Verhofstadt : "boycott pétrolier de la Syrie"

L’ancien Premier ministre belge et président de l’Alliance des démocrates et libéraux au sein du Parlement européen estime que l’Union européenne réagit beaucoup trop mollement face à la répression sanglante du mouvement de protestation populaire en Syrie. Guy Verhofstadt (Open VLD) voudrait voir des sanctions nettement plus sévères prises à l’encontre du régime syrien, comme par exemple un boycott pétrolier.

Depuis cinq mois, la Syrie est en proie à un mouvement de contestation populaire sans précédent, réprimé avec des moyens militaires par le président Bachar al-Assad. Depuis samedi, des navires de guerre sont pour la première fois intervenus, dans la ville portuaire de Lattaquié, où 26 personnes ont perdu la vie. Au cours des derniers mois, quelque 2.000 personnes auraient déjà été tuées en Syrie.

Le président américain Barack Obama, le Premier ministre britannique David Cameron et le roi Abdallah d’Arabie ont exigé l’arrêt « immédiat » des violences. Quant aux pays membres de l’Union européenne, ils préparent actuellement une nouvelle déclaration.

L’ancien Premier ministre belge Guy Verhofstadt, qui assure depuis juillet 2009 la présidence du groupe Alliance des démocrates et des libéraux pour l’Europe (ADLE) au sein du Parlement européen, estime que la réaction de la communauté internationale face à la répression violente de la contestation populaire en Syrie est plutôt tiède.

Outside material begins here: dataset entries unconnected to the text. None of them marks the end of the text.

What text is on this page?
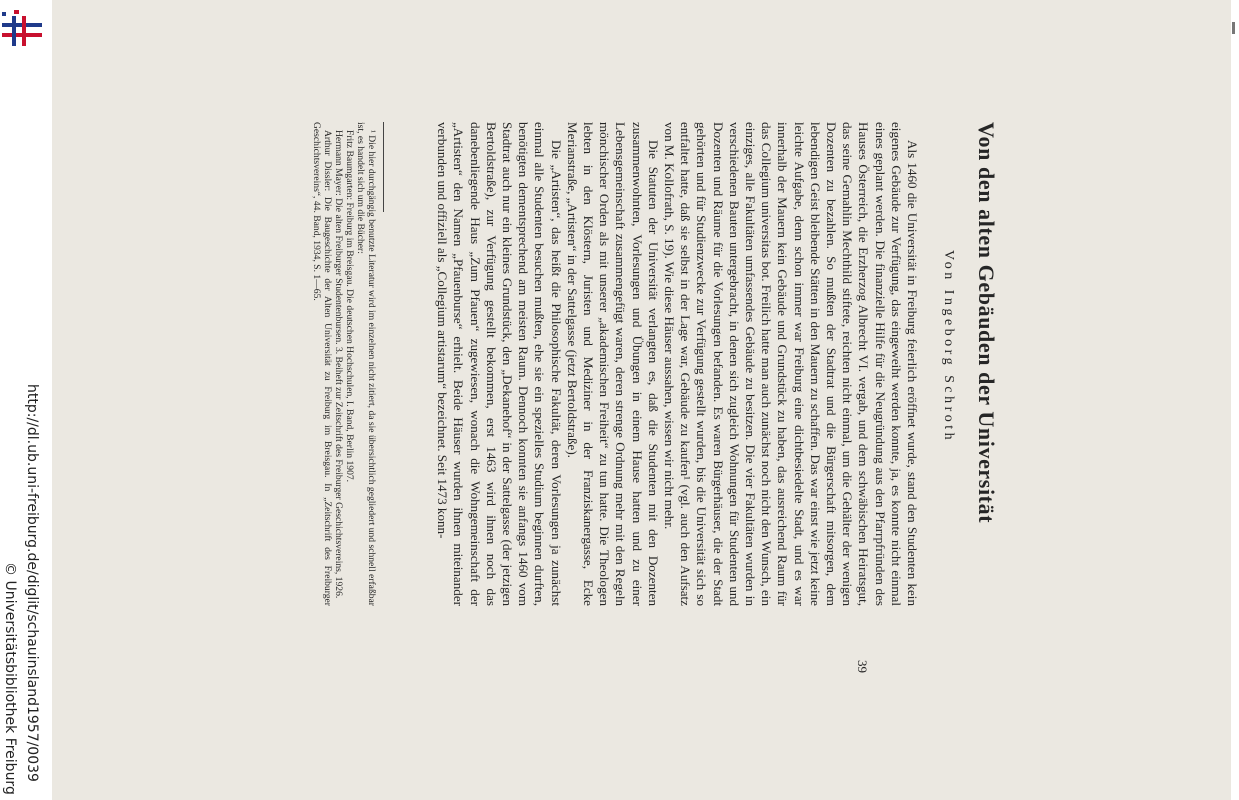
http://dl.ub.uni-freiburg.de/diglit/schauinsland1957/0039
© Universitätsbibliothek Freiburg
Von den alten Gebäuden der Universität
Von Ingeborg Schroth

Als 1460 die Universität in Freiburg feierlich eröffnet wurde, stand den Studenten kein eigenes Gebäude zur Verfügung, das eingeweiht werden konnte, ja, es konnte nicht einmal eines geplant werden. Die finanzielle Hilfe für die Neugründung aus den Pfarrpfründen des Hauses Österreich, die Erzherzog Albrecht VI. vergab, und dem schwäbischen Heiratsgut, das seine Gemahlin Mechthild stiftete, reichten nicht einmal, um die Gehälter der wenigen Dozenten zu bezahlen. So mußten der Stadtrat und die Bürgerschaft mitsorgen, dem lebendigen Geist bleibende Stätten in den Mauern zu schaffen. Das war einst wie jetzt keine leichte Aufgabe, denn schon immer war Freiburg eine dichtbesiedelte Stadt, und es war innerhalb der Mauern kein Gebäude und Grundstück zu haben, das ausreichend Raum für das Collegium universitas bot. Freilich hatte man auch zunächst noch nicht den Wunsch, ein einziges, alle Fakultäten umfassendes Gebäude zu besitzen. Die vier Fakultäten wurden in verschiedenen Bauten untergebracht, in denen sich zugleich Wohnungen für Studenten und Dozenten und Räume für die Vorlesungen befanden. Es waren Bürgerhäuser, die der Stadt gehörten und für Studienzwecke zur Verfügung gestellt wurden, bis die Universität sich so entfaltet hatte, daß sie selbst in der Lage war, Gebäude zu kaufen¹ (vgl. auch den Aufsatz von M. Kollofrath, S. 19). Wie diese Häuser aussahen, wissen wir nicht mehr.

Die Statuten der Universität verlangten es, daß die Studenten mit den Dozenten zusammenwohnten, Vorlesungen und Übungen in einem Hause hatten und zu einer Lebensgemeinschaft zusammengefügt waren, deren strenge Ordnung mehr mit den Regeln mönchischer Orden als mit unserer „akademischen Freiheit“ zu tun hatte. Die Theologen lebten in den Klöstern, Juristen und Mediziner in der Franziskanergasse, Ecke Merianstraße, „Artisten“ in der Sattelgasse (jetzt Bertoldstraße).

Die „Artisten“, das heißt die Philosophische Fakultät, deren Vorlesungen ja zunächst einmal alle Studenten besuchen mußten, ehe sie ein spezielles Studium beginnen durften, benötigten dementsprechend am meisten Raum. Dennoch konnten sie anfangs 1460 vom Stadtrat auch nur ein kleines Grundstück, den „Dekanehof“ in der Sattelgasse (der jetzigen Bertoldstraße), zur Verfügung gestellt bekommen, erst 1463 wird ihnen noch das danebenliegende Haus „Zum Pfauen“ zugewiesen, wonach die Wohngemeinschaft der „Artisten“ den Namen „Pfauenburse“ erhielt. Beide Häuser wurden ihnen miteinander verbunden und offiziell als „Collegium artistarum“ bezeichnet. Seit 1473 konn-

¹ Die hier durchgängig benutzte Literatur wird im einzelnen nicht zitiert, da sie übersichtlich gegliedert und schnell erfaßbar ist, es handelt sich um die Bücher:

Fritz Baumgarten: Freiburg im Breisgau. Die deutschen Hochschulen, I. Band, Berlin 1907.

Hermann Mayer: Die alten Freiburger Studentenbursen. 3. Beiheft zur Zeitschrift des Freiburger Geschichtsvereins, 1926.

Arthur Dissler: Die Baugeschichte der Alten Universität zu Freiburg im Breisgau. In „Zeitschrift des Freiburger Geschichtsvereins“, 44. Band, 1934, S. 1—65.

39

« L’union européenne doit prendre des sanctions bien plus sévères », juge Guy Verhofstadt. « A l’heure actuelle, il existe une liste comprenant les noms de 35 personnes haut placées » qui ne peuvent entrer dans l’Union européenne, « mais c’est à peu près tout. Cela ne touche pas le régime syrien ». Le président des libéraux au Parlement européen exprime également des critiques à l’encontre de la baronne Catherine Ashton, la Haute représentante de l’Union pour les affaires étrangères et la politique de sécurité. « Elle propose quelque chose et attend ensuite toujours la réponse des 27 ministres des Affaires Etrangères », précise Verhofstadt.

L’ancien Premier ministre belge propose donc des sanctions plus strictes envers le régime syrien. « Tout d’abord, il faut toucher les 200 familles en Syrie qui sont le pilier du régime Baas, notamment en gelant leurs avoirs bancaires. Ensuite, il faut décréter un boycott de l’importation de pétrole venant de Syrie. Le régime en retire en effet de très importants revenus. Grâce à un boycott pétrolier, nous pouvons assécher les moyens financiers du président al-Assad ».

Guy Verhofstadt estime que des sanctions économiques peuvent avoir une influence sur la Syrie, « si elles sont suivies massivement ». « Mais par intérêt personnel, l’Union européenne n’a jusqu’ici pas encore osé envisager un boycott ».

Selon Verhofstadt, une action militaire contre la Syrie (comme en Libye) n’est par contre pas évidente. Cette option ne serait actuellement pas suffisamment soutenue par la communauté internationale. « Mais si le régime syrien utilise maintenant lui-même des navires de guerre, nous devons nous demander si nous ne pouvons pas faire contrôler une certaine zone par des troupes internationales. Cela vaut aussi pour la zone frontalière avec la Turquie. La Syrie y a posté des troupes, notamment pour arrêter les réfugiés. Il y a déjà eu plusieurs incidents », précise Guy Verhofstadt.

Le ministre belge des Affaires Etrangères démissionnaire, Steven Vanackere, soutient l’option de sanctions économiques à l’encontre de la Syrie.